The College Basketball Academies, a new addition to recruiting calendar as the NCAA continues to try to shift recruiting influence away from sneaker companies, may prove to be most useful for high-major programs. But a few players of interest for JMU will participate, including 6-foot-11 center Burke Smith, a rising senior at Trinity Episcopal in Richmond, and Blue Ridge School junior guard Mike Gray.
But while college coaches will certainly want to watch players next week — and perhaps more importantly be seen watching those players — much of the decision making has been done over the past two months of evaluations.
For JMU, the Dukes now have two scholarships available for the class of 2020 after power forward Mike Fowler, who had arrived at JMU as an incoming freshman, asked out of his letter of intent for personal reasons.

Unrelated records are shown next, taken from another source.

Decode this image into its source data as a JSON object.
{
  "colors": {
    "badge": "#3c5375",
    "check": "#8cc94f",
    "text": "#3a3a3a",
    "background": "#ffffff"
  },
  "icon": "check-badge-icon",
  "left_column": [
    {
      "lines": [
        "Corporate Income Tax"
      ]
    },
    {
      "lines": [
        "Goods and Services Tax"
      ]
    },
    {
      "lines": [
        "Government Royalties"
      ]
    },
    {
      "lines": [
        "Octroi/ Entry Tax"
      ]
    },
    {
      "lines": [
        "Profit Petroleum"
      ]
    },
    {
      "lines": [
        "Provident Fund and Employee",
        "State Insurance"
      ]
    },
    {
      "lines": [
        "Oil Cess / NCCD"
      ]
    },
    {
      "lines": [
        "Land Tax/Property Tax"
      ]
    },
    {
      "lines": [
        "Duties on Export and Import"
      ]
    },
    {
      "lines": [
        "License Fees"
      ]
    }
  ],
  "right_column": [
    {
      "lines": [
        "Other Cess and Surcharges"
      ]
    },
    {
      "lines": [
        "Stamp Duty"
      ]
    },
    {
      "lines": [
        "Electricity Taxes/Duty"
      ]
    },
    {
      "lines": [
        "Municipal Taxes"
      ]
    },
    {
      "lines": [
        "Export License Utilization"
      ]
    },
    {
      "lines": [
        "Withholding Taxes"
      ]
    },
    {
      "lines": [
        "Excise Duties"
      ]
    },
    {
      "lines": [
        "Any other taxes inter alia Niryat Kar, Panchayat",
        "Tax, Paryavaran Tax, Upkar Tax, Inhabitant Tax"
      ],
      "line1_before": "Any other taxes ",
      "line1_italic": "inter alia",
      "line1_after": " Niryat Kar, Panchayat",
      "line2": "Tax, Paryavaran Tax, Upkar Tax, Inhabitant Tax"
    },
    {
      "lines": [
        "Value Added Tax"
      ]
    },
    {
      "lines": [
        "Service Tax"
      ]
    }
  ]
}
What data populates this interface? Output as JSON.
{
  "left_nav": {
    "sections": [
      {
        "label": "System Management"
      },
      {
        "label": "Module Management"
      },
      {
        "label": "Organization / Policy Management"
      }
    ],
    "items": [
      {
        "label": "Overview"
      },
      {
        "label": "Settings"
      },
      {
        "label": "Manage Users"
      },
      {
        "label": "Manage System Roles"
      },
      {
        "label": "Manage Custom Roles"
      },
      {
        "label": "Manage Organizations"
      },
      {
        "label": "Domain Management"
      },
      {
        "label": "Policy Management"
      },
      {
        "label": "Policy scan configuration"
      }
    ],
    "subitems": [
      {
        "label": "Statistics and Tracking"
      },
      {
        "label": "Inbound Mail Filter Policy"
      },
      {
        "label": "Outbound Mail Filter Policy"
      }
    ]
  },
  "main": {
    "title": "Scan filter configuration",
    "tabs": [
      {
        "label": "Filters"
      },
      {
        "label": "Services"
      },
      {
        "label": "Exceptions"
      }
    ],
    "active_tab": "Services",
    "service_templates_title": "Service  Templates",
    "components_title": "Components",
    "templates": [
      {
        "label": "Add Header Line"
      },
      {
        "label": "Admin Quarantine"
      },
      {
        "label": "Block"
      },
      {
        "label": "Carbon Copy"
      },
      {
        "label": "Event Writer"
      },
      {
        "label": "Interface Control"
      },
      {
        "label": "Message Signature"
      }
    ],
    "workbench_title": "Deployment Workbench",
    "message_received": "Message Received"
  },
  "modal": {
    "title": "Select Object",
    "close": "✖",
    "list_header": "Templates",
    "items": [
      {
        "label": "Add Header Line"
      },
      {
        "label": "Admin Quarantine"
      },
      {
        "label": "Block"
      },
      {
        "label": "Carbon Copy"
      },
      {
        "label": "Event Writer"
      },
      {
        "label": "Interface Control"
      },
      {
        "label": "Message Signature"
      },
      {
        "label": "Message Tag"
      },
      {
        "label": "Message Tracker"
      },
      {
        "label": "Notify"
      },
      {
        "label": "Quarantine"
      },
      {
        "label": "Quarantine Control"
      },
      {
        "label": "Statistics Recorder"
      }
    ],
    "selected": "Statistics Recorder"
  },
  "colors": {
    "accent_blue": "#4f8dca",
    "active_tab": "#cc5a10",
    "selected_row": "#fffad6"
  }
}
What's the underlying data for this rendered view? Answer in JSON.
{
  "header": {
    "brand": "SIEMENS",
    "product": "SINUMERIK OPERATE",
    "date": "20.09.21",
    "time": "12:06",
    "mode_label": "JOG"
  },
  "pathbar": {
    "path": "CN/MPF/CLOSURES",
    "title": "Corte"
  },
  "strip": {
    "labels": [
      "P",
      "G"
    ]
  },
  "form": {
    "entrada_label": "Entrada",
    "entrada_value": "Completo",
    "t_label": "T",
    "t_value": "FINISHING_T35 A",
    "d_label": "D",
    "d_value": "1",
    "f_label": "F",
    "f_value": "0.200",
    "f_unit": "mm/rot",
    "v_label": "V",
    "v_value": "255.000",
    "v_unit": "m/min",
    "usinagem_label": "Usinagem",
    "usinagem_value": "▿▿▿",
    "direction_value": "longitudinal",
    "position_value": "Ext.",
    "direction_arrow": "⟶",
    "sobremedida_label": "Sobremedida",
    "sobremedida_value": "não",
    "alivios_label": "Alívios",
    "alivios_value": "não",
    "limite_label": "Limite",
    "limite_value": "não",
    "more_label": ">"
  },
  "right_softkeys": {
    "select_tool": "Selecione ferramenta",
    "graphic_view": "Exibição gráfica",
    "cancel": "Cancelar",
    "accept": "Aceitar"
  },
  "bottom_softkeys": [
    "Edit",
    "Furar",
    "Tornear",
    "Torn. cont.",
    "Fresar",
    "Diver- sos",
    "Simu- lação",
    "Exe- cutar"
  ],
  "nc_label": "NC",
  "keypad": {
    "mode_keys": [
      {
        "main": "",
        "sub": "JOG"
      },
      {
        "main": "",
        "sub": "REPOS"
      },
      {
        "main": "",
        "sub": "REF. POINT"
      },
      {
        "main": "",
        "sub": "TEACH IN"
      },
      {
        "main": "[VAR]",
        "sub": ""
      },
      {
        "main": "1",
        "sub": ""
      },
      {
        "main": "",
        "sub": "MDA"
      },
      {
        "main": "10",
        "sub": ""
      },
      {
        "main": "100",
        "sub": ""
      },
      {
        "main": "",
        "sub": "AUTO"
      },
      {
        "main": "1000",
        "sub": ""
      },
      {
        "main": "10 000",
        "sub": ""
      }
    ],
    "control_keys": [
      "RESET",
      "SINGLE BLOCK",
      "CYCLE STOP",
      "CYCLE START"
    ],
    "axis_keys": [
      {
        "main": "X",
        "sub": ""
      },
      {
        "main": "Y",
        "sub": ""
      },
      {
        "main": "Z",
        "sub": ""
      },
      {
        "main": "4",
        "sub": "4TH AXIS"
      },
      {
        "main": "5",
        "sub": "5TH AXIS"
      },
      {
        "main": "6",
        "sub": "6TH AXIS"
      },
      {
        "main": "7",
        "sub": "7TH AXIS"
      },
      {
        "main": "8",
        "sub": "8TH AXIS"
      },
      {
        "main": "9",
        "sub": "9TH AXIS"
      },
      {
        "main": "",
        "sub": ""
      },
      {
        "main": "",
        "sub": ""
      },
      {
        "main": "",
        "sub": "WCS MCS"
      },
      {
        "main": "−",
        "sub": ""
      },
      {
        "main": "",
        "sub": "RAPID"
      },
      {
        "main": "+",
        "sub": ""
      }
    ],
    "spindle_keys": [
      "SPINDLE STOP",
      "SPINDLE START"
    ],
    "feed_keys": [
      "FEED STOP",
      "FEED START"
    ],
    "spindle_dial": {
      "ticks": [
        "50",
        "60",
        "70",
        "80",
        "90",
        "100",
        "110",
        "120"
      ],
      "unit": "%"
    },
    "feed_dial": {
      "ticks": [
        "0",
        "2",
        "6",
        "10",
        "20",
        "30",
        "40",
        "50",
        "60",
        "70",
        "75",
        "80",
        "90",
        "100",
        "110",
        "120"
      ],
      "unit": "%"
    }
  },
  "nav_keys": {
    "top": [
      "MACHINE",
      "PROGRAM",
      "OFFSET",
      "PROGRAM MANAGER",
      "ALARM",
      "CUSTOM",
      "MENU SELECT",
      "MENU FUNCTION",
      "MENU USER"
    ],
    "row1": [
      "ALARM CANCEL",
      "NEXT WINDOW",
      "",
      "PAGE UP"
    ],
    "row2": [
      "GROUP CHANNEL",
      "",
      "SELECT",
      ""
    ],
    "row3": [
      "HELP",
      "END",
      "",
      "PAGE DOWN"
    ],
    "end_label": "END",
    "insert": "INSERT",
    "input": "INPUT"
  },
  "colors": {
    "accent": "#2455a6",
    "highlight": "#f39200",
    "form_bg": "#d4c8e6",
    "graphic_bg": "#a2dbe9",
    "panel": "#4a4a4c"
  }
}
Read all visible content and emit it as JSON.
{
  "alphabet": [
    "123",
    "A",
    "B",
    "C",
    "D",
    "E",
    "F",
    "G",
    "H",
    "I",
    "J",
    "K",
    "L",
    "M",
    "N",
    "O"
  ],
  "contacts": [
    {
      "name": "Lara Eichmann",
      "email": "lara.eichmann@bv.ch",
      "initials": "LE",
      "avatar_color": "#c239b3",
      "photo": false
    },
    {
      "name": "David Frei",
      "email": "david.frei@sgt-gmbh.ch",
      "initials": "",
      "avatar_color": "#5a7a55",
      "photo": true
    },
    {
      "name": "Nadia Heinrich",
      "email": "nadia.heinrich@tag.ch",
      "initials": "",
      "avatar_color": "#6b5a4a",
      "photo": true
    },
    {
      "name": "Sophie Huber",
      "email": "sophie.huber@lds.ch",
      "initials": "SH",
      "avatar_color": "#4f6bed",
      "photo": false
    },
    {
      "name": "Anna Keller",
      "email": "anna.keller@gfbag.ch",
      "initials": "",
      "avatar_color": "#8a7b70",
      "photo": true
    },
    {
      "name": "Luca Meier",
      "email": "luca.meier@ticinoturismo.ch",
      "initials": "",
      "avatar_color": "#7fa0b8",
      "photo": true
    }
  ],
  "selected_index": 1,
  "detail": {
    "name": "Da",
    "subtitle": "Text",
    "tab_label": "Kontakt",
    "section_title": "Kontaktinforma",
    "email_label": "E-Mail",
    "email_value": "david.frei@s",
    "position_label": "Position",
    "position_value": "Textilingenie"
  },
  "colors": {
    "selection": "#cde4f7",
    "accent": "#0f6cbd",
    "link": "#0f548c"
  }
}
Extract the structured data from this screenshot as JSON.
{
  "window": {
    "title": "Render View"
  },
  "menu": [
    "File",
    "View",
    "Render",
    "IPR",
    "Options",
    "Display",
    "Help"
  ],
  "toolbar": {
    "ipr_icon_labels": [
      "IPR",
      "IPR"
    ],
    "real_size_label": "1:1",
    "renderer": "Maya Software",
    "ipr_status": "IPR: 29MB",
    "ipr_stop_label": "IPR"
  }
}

The coming months could see the Dukes add a guard and a big man. Following the most recent evaluation period last week, JMU has offered Kaden Metheny, a high-scoring 5-10 point guard from Morgantown, W.Va., in the 2020 class along with a pair 6-8 senior forwards. Nicholas McMullen, from Greensboro, N.C., and Ja’Von Benson, from Columbia, S.C., each recently announced they added Madison to their list of offers.
JMU will also continue to pursue players who have held offers from the Dukes for some time. That includes a pair of players from Davidson Day School outside Charlotte, N.C.
Jackson Threadgill, a 6-6 swingman, and CJ Huntley, a 6-9 power forward who can stretch the floor, have each seen their offer lists grow after strong showings on the AAU circuit this summer. JMU’s Colonial Athletic Association rival Delaware recently offered both, but it appears the Dukes are still strong contenders for their services.
Both players told the Daily News-Record in June they hoped to take official visits to JMU and Threadgill’s father, Dale, said this week his family expected to visit Harrisonburg in August.
The Dukes also continue to go after underclassmen, and rising high school juniors in the class of 2021 will soon be able to take official visits. Among those in the class JMU is pursuing is 6-6 small forward Terrence Butler Jr. from Bishop McNamara in the Washington area.
JMU was first to offer Butler, whose sister, Tasia, played at Madison and was on the women’s basketball staff last year, and he’s taken multiple unofficial visits thus far. Those connections could go a long way as he says he’s “absolutely” still quite high on the Dukes even as other mid-majors and a few high-major programs continue to express interest.
Following strong showings with Bishop McNamara at the DMV Live event in June and with Team Durant at the Nike EYBL Peach Jam in Georgia last week, Butler said he’s picked up interest from Maryland, Miami, Navy and Brown, among others, but also noted somebody from the JMU staff attended almost every game he played this summer.
Prospects are allowed to take five official visits during each of their junior and senior years and Butler said he will soon start to decide where to take those.
“I have nothing planned yet,” he said. “I have games this weekend and I’ll sit with my family and coach afterwards and discuss visits. I’ve seen so many campuses already visiting with my sister, so I want to focus on visiting where there is mutual interest instead of just checking out schools.”